PHP Security Crash Course Part 2
This PHP class presents a comprehensive overview of security and has been designed to equip PHP developers with the knowledge they need to build more secure web applications.
Audience:
This course is designed for experienced PHP application developers who want to learn or be reminded of security best practices.
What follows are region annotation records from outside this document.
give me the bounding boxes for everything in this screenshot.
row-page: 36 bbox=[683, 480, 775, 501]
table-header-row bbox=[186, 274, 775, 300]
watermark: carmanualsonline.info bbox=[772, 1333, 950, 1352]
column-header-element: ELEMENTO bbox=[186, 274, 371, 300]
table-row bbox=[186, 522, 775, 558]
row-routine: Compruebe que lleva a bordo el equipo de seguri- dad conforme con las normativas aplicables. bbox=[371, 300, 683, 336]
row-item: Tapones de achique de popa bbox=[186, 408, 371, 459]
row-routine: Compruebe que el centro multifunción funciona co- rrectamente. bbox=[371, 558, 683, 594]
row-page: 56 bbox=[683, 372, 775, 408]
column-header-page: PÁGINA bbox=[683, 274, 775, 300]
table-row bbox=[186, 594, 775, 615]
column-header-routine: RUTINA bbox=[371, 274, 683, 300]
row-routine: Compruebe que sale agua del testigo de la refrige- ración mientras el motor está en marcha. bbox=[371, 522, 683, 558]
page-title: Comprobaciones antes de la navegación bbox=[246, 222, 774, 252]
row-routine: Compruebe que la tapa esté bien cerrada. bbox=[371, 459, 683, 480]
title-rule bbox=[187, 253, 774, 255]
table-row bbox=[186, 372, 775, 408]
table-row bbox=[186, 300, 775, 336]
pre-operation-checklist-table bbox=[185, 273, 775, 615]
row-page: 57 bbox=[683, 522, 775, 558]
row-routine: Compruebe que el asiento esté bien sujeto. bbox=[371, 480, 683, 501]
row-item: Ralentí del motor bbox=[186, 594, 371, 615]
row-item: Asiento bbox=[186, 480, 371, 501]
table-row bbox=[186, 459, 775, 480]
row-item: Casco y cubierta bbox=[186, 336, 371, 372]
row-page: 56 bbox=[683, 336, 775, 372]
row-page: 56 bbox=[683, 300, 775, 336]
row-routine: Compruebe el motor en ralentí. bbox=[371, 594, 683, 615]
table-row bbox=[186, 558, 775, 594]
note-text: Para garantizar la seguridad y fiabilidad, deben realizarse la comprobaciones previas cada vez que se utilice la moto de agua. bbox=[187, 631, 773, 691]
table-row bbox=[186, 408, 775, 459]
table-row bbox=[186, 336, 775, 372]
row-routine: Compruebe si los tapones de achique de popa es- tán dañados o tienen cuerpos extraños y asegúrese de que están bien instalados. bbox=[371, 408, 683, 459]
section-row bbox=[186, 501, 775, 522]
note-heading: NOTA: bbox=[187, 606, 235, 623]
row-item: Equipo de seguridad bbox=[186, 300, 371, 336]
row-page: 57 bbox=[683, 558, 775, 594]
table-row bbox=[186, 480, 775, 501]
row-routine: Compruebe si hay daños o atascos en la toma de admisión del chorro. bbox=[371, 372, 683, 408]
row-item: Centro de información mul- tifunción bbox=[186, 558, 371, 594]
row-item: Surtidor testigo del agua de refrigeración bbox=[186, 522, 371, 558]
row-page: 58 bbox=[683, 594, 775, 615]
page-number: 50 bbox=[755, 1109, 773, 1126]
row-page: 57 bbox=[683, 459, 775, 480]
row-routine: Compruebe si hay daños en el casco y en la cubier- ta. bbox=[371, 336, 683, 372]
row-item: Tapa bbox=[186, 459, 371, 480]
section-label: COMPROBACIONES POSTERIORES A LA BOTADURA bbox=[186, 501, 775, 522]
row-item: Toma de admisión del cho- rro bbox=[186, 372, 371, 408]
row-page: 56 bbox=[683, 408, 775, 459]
It is also appropriate for new PHP developers who want to learn how to build security into the applications they are learning to create.
Prerequisites:
Basic knowledge of PHP 5
Course Objectives:
Upon completing the course, participants will be prepared to:- Incorporate standard, best practice security measures into their PHP applications
- Identify the most common types of vector attacks and how best to monitor and guard against them.
Topics Include:
- What is Security
- The Defense in Depth Concept
- Security’s Basic Rules
- Guidelines for Building Secure Web Applications
- Injection Attacks (SQL, XSS, Command, Remote Code)
- XSRF Attacks
- Session Security
- Secure File Uploads
- Creating Secure Configurations
- Password Security
- Sandboxes & Tarpits
- Security through Obscurity
- Security Implications for AJAX
- Filtering for Charsets
Kevin Schroeder
Zend Technologies
Kevin Schroeder, Technical Consultant for Zend Technologies, is well versed in a wide variety of technologies pertinent to both small and large scale application deployments. He has developed production software using a wide variety of languages including PHP, Java (standalone apps and servlets), Javascript, HTML, SQL, Perl, Visual Basic, ASP and occasionally C. His software development experience is accompanied with extensive experience as a system administrator on platforms including Linux, Solaris and Windows on scales of a single server up to several hundred servers on installations that range from a few users to millions of users.
Currently for Zend, Kevin travels around the country providing PHP-based services for a variety of customers. He is also a proven instructor for many of Zend’s courses and is deeply involved in training development as well as speaking at conferences on a variety of subjects pertaining to PHP.